А поскольку родственников у Макеева нет, то обувь хоронят в закрытом гробу, комнату получает преподаватель черчения Лямин, которому и дела нет, каким образом она освободилась — он материалист и не верит ни в какую банду профессоров, — а уполномоченный Хрякин закрывает дело, которое десять лет спустя мог бы повесить на вредителя-химика Локтева, надо же что-то на него повесить, но до него еще ого-го сколько, Локтев еще преподает в Ленинградском политехническом институте и знать не знает о своем вредительстве. И все они — Хрякин, Лямин и Локтев — никогда ничего не узнают и низачем тут больше не нужны. Прощайте, друзья.
А в управление учетом жилфонда прибыл начальствовать Борис Григорьевич Карасев, который и принял на место улетевшей пишбарышни Даниила Галицкого, истинного героя нашей истории.
3
В этот день одна улетела из Ленинграда и нашего повествования, а двое прибыли. Эти двое были двадцатилетний Даниил Галицкий, ехавший в Ленинград из Симферополя, и его высокий, бритый, лысеющий попутчик лет сорока пяти, севший на поезд в Москве.
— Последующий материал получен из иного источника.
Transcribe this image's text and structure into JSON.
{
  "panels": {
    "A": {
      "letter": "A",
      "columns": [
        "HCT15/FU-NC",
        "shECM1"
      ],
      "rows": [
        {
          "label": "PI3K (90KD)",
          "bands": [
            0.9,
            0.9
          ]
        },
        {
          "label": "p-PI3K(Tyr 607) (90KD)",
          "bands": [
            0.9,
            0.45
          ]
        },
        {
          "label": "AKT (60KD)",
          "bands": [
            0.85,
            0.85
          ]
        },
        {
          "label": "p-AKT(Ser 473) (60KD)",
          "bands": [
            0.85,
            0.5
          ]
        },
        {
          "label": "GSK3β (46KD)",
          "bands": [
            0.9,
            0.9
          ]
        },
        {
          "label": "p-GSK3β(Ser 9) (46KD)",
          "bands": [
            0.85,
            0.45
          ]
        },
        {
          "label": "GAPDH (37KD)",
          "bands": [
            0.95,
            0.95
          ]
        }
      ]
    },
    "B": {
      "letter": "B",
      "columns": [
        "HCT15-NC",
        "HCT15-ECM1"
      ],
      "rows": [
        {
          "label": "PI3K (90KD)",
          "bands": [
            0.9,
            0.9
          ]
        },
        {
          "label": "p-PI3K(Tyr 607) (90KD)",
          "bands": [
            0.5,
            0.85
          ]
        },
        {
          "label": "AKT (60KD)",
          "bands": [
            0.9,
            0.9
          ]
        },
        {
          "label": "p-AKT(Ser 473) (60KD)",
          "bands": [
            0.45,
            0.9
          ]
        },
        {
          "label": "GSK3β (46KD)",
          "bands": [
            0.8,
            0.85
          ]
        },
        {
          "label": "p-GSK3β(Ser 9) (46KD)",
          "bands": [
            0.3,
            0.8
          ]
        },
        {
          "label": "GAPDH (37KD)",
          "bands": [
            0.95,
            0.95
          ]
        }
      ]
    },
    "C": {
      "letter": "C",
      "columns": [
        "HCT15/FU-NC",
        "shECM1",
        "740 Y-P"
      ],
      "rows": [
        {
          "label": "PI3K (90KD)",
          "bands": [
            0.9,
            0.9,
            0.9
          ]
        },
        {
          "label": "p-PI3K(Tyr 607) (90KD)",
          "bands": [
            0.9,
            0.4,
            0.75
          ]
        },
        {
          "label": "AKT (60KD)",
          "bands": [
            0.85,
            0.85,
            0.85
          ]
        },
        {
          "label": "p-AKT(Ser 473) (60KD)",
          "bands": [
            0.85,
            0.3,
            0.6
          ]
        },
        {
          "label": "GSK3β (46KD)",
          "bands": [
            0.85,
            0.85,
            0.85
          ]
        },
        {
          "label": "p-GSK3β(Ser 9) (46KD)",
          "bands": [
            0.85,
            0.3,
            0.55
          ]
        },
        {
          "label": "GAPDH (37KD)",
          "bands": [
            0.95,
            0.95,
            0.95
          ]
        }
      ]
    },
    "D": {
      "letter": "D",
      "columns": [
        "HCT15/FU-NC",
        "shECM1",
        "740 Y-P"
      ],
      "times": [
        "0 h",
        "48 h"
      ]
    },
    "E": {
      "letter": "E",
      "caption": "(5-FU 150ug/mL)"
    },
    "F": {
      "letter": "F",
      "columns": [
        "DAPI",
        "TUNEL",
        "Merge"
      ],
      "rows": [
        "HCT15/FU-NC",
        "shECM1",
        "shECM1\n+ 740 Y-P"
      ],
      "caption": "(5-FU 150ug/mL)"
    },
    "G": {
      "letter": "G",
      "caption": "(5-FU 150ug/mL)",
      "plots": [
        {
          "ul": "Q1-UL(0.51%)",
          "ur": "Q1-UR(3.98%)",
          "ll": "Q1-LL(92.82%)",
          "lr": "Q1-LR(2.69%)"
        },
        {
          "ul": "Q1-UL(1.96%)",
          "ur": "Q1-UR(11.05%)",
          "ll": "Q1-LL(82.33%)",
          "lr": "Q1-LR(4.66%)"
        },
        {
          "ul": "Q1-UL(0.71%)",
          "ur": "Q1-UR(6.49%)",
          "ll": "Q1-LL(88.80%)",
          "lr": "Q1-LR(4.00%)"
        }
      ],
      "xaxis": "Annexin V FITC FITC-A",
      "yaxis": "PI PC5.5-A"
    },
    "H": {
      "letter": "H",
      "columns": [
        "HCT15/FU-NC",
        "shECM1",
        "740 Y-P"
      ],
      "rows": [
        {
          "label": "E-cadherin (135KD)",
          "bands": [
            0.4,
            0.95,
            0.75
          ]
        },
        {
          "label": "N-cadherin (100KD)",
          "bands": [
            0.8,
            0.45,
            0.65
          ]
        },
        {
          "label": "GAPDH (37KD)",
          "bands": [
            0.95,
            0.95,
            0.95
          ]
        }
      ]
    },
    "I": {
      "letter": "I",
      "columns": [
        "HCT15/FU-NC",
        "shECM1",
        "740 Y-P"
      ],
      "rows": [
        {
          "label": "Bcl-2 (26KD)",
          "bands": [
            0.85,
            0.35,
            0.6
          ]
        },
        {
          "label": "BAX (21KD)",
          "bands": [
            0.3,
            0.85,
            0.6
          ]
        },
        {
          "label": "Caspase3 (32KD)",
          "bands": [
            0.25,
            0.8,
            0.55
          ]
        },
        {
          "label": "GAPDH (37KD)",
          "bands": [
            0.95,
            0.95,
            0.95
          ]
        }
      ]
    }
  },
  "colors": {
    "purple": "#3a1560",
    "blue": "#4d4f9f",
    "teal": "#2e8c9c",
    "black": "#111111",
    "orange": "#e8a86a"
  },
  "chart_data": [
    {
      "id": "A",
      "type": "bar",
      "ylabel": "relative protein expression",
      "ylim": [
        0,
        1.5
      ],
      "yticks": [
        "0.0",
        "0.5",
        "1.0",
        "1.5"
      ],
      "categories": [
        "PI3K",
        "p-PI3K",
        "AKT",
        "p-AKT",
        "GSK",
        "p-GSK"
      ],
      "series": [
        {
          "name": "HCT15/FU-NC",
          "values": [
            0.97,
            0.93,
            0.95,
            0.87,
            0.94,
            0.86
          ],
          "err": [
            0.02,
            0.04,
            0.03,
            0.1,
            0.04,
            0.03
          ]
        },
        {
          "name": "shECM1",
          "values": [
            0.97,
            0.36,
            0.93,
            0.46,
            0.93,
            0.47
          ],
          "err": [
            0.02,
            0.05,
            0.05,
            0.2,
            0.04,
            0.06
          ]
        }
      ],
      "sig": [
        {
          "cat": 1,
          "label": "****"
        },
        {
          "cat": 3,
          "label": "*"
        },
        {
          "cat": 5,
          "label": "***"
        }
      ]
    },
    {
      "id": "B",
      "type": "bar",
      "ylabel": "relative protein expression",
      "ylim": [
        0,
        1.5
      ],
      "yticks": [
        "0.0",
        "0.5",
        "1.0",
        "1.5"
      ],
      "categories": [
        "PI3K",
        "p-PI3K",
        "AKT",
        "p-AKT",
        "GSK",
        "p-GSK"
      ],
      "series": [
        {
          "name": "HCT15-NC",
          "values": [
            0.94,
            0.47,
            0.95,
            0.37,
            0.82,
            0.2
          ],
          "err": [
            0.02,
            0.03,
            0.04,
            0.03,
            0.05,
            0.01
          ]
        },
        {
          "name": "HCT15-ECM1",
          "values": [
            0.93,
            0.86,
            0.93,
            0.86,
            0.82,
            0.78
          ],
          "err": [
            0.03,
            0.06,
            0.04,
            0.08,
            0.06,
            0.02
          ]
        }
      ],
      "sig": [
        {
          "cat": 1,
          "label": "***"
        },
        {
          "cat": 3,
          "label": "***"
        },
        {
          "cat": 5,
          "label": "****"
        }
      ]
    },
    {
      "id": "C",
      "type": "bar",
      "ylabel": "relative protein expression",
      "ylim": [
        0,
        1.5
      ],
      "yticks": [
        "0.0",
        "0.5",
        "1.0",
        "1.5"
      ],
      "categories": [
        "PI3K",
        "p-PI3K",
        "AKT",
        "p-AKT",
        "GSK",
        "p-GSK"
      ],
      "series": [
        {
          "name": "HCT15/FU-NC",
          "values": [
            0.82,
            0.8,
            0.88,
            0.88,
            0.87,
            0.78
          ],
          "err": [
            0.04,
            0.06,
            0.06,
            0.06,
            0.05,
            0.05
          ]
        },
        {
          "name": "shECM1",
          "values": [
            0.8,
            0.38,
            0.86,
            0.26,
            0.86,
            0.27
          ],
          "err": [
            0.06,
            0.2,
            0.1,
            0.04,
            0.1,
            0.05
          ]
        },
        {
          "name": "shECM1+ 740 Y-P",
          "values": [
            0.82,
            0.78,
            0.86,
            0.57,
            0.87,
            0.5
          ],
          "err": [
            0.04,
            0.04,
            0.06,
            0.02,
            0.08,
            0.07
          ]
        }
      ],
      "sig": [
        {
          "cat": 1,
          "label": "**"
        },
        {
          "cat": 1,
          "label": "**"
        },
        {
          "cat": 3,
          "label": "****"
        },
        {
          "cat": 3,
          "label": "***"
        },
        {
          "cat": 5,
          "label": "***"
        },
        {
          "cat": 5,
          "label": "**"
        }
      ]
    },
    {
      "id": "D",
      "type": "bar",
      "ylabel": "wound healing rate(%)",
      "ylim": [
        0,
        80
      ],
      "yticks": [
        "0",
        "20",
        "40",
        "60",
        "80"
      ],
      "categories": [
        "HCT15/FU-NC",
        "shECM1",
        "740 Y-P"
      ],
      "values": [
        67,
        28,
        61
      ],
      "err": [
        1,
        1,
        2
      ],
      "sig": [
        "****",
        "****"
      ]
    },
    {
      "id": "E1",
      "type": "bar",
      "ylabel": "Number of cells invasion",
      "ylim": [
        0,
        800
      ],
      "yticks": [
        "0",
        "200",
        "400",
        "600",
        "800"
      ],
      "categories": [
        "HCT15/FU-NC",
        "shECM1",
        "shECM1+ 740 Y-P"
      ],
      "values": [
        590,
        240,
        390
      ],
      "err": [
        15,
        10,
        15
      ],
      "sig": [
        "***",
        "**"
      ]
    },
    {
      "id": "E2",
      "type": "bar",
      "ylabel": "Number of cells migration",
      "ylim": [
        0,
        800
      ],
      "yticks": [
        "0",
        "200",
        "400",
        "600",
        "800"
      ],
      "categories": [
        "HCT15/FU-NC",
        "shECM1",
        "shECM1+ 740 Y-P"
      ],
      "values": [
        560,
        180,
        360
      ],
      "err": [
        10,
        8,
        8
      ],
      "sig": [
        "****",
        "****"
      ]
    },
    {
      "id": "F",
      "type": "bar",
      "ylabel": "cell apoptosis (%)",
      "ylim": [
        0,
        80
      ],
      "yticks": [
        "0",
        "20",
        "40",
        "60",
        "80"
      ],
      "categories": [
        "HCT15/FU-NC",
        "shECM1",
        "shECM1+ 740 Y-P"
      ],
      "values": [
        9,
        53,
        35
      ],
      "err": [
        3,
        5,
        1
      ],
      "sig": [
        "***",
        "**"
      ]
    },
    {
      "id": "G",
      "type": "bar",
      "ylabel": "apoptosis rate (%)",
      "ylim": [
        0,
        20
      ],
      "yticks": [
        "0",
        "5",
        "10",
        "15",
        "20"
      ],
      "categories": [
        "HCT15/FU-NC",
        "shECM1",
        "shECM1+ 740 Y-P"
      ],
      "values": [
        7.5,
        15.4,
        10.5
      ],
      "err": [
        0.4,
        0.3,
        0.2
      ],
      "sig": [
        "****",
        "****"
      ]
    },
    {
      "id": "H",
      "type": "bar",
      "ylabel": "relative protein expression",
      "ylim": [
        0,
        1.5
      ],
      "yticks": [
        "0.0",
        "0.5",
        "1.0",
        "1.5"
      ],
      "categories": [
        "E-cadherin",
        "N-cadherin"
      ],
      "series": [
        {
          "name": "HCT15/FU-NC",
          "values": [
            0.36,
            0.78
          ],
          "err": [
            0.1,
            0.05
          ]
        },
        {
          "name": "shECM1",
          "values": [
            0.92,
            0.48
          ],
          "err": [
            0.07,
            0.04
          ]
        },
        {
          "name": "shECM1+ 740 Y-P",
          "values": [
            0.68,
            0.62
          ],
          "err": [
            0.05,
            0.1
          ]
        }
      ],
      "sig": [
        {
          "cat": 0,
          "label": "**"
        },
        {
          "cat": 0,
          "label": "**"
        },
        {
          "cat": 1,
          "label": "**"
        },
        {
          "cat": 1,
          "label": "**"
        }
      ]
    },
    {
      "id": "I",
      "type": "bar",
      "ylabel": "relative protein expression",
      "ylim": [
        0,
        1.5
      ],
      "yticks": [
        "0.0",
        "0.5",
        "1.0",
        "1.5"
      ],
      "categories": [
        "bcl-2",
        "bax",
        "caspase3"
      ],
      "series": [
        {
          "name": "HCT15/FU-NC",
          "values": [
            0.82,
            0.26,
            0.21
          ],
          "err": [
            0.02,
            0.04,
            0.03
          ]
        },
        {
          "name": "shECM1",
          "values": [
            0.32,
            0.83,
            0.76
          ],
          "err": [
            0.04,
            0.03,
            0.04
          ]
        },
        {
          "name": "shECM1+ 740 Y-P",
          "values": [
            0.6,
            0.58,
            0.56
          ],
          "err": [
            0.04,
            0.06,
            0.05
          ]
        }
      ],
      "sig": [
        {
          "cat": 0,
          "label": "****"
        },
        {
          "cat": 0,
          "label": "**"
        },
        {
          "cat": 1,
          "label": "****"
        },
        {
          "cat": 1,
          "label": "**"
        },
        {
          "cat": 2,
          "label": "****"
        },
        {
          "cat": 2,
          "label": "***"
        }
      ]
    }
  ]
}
Лицо его было Даниилу смутно знакомо, но откуда — он не помнил. Длинное, значительное, с куполообразным лбом, тонким ртом, хищным носом, отмеченным благородной горбиной, и неожиданно маленькими, приподнятыми в высокомерном изумлении бровками, — оно могло принадлежать позднему римлянину, средневековому астроному, британскому натуралисту и русскому авантюристу. Попутчика одинаково легко было представить перед ордою варваров, судом инквизиторов, толпой дикарей или отрядом полицейских: всем своим видом он словно вопрошал с легкой брезгливостью — что это, братец, такое? Я дивлюсь не твоей палице, подлому потайному ножу или кривому туземному копью, а тому, что с этим жалким арсеналом ты посмел покуситься — на кого же? Уж не думаешь ли ты, что мы ровня?
Все эти картины Даниил вообразил по очереди, и больше всего понравилась ему та, что с астрономом. Словно повинуясь его фантазии, незнакомец достал из потертого коричневого несессера синюю бархатную шапочку и надел ее, погладив перед этим лысину.
— Даже остаткам волос нужно придать верное направление, — с достоинством пояснил он.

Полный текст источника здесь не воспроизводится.